4. INTERCEPTAR Tratamento
- Realizar o tratamento INTERCEPT antes do final do 1 º dia após a coleta (dia 0 é o dia da coleta).
- Desembrulhe o Conjunto de Processamento INTERCEPTcom recipientes de armazenamento dupla da bolsa de plástico transparente.
- Conectar o recipiente estéril suspensão de plaquetas aos tubos do recipiente amotosalen sobre o conjunto de processamento INTERCEPT.

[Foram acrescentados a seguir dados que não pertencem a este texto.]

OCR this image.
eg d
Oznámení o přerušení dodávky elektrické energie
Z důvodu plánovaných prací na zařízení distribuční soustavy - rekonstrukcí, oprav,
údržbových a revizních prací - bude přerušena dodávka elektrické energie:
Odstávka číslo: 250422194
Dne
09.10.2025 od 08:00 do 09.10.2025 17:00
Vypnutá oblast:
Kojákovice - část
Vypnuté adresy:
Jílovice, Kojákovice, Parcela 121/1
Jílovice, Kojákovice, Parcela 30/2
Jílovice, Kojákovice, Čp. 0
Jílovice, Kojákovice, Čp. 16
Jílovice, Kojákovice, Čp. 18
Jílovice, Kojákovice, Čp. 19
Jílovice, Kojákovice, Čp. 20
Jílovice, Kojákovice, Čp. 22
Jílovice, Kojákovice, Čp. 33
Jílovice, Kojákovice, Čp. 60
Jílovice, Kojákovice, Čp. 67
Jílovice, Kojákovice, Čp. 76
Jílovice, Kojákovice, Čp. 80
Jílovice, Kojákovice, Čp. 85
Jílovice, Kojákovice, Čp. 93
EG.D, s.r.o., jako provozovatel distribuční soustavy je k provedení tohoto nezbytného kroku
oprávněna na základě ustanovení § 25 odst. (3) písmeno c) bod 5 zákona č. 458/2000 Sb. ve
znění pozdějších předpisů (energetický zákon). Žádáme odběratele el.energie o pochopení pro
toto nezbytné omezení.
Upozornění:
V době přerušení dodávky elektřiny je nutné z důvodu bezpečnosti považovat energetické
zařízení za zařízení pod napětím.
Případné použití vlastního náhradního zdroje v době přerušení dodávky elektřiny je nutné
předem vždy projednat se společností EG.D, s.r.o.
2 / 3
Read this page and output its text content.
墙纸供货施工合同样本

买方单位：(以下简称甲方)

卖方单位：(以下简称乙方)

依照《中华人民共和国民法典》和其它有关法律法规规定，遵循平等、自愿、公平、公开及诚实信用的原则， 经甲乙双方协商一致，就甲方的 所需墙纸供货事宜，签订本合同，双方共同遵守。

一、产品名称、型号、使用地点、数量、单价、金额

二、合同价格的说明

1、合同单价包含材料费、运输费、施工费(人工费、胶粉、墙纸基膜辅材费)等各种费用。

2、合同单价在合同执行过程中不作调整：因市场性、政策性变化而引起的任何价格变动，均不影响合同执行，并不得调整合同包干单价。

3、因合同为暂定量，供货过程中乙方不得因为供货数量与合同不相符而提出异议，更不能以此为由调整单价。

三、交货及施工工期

- Rotular a interceptação de processamento de recipientes de armazenamento conjunto com a identificação adequada de sangue produto seguindo as exigências locais.
- Pendurar as plaquetas e quebrar primeiro a cânula inferior no recipiente amotosalen, permitindo que a solução amotosalen flua para o recipiente de iluminação. Quebrar a cânula de topo no recipiente amotosalen permitindo que as plaquetas a fluir através do recipiente para o recipiente amotosalen iluminação.
- Misturar cuidadosamente a mistura de plaquetas e amotosalen e expressar o ar a partir do recipiente para o recipiente de iluminação amotosalen.
- Expressam uma pequena quantidade da mistura de plaquetas à tubagem, enchendo cerca de 4 cm da tubagem. Isto assegura plaquetas em ambos os tubos e submeter-se ao recipiente de iluminação inactivati patógenoem tratamento.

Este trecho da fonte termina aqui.